Friday, November 16, 2018

An American Christmas ad

The second real Christmas ad I’m sharing this year is an American ad, though not on purpose, exactly. The ad (above) is for the United States Postal Service (USPS) and is called “Surprise Encounter”. It’s a cute ad that nevertheless tells viewers about services the USPS provides, so it’s also a good ad.

The ad is sweet and nice, something echoed in the YouTube description:
The United States Postal Service makes more holiday deliveries to homes than anyone else in the country. With one notable exception: Santa. So, you could say the USPS and Santa are in the same business. They just use a different kind of magic.

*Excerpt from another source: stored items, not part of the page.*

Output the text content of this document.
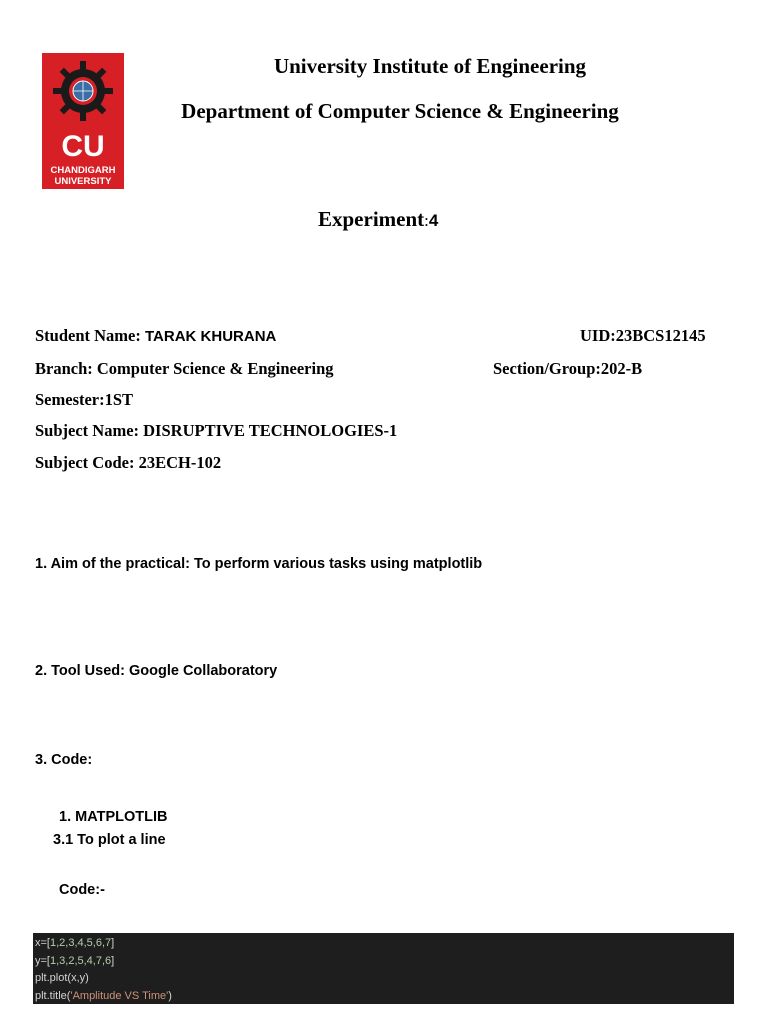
CU
CHANDIGARH
UNIVERSITY
University Institute of Engineering
Department of Computer Science & Engineering
Experiment:4
Student Name: TARAK KHURANA	UID:23BCS12145
Branch: Computer Science & Engineering	Section/Group:202-B
Semester:1ST
Subject Name: DISRUPTIVE TECHNOLOGIES-1
Subject Code: 23ECH-102
1. Aim of the practical: To perform various tasks using matplotlib
2. Tool Used: Google Collaboratory
3. Code:
1. MATPLOTLIB
3.1 To plot a line
Code:-
x=[1,2,3,4,5,6,7]
y=[1,3,2,5,4,7,6]
plt.plot(x,y)
plt.title('Amplitude VS Time')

The ad’s real job is to promote something that we all know will eventually go away: The postal service. Throughout the developed world, the use of postal services for first class mail has been declining for many years, leading to cut backs and rising charges. Here in New Zealand, it’s led to home deliveries being cut back to three days per week, something we’ve been through twice in three years, and at two different houses. The first was in 2015, and then it happened again last month. Still, postal services DO exist, and will for a while yet, so why not promote it—especially when it can be done with an ad that’s sweet?

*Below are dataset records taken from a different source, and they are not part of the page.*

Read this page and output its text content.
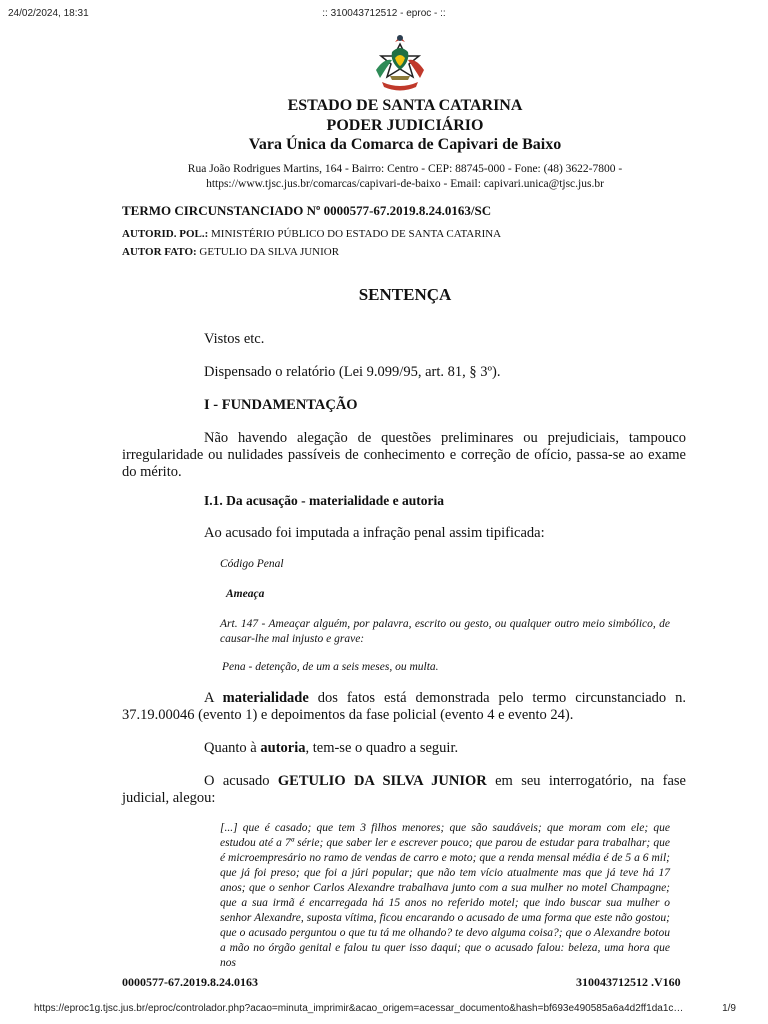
24/02/2024, 18:31	:: 310043712512 - eproc - ::
ESTADO DE SANTA CATARINA
PODER JUDICIÁRIO
Vara Única da Comarca de Capivari de Baixo
Rua João Rodrigues Martins, 164 - Bairro: Centro - CEP: 88745-000 - Fone: (48) 3622-7800 -
https://www.tjsc.jus.br/comarcas/capivari-de-baixo - Email: capivari.unica@tjsc.jus.br
TERMO CIRCUNSTANCIADO Nº 0000577-67.2019.8.24.0163/SC
AUTORID. POL.: MINISTÉRIO PÚBLICO DO ESTADO DE SANTA CATARINA
AUTOR FATO: GETULIO DA SILVA JUNIOR
SENTENÇA
Vistos etc.
Dispensado o relatório (Lei 9.099/95, art. 81, § 3º).
I - FUNDAMENTAÇÃO
Não havendo alegação de questões preliminares ou prejudiciais, tampouco irregularidade ou nulidades passíveis de conhecimento e correção de ofício, passa-se ao exame do mérito.
I.1. Da acusação - materialidade e autoria
Ao acusado foi imputada a infração penal assim tipificada:
Código Penal
Ameaça
Art. 147 - Ameaçar alguém, por palavra, escrito ou gesto, ou qualquer outro meio simbólico, de causar-lhe mal injusto e grave:
Pena - detenção, de um a seis meses, ou multa.
A materialidade dos fatos está demonstrada pelo termo circunstanciado n. 37.19.00046 (evento 1) e depoimentos da fase policial (evento 4 e evento 24).
Quanto à autoria, tem-se o quadro a seguir.
O acusado GETULIO DA SILVA JUNIOR em seu interrogatório, na fase judicial, alegou:
[...] que é casado; que tem 3 filhos menores; que são saudáveis; que moram com ele; que estudou até a 7ª série; que saber ler e escrever pouco; que parou de estudar para trabalhar; que é microempresário no ramo de vendas de carro e moto; que a renda mensal média é de 5 a 6 mil; que já foi preso; que foi a júri popular; que não tem vício atualmente mas que já teve há 17 anos; que o senhor Carlos Alexandre trabalhava junto com a sua mulher no motel Champagne; que a sua irmã é encarregada há 15 anos no referido motel; que indo buscar sua mulher o senhor Alexandre, suposta vítima, ficou encarando o acusado de uma forma que este não gostou; que o acusado perguntou o que tu tá me olhando? te devo alguma coisa?; que o Alexandre botou a mão no órgão genital e falou tu quer isso daqui; que o acusado falou: beleza, uma hora que nos
0000577-67.2019.8.24.0163	310043712512 .V160
https://eproc1g.tjsc.jus.br/eproc/controlador.php?acao=minuta_imprimir&acao_origem=acessar_documento&hash=bf693e490585a6a4d2ff1da1c…	1/9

The version of the ad above is slightly longer than the one I first saw, and I think this one, which is more detailed, is better. If I was to offer any criticism, I’d say that maybe they could have highlighted the part of their site to help making holiday deliveries easier—USPS.com/santa. That address is in small letters at the end of the ad (and a special, punchier, more memorable one would have been better still, but I’d settle for more visible. Even so, it’s a good ad.

This was actually the second actual Christmas ad I’ve seen this year. I haven’t seen any more New Zealand TV ads that are actual Christmas ads since the one I shared last week (and I talk about what I mean by “actual” in that post). I haven’t had a chance to keep checking for foreign ads yet, though when I did that last week, none were on YouTube at that point (there are now—post coming soon). When they are, they’ll be here, too. Hopefully, more New Zealand ads will be available, too.

In any case, Christmas ads are just nice—they’re not usually controversial, they’re often sweet and/or emotive, and they often give us the warm fuzzies. With all the unpleasantness in the world right now, I think that alone is a good reason to share them.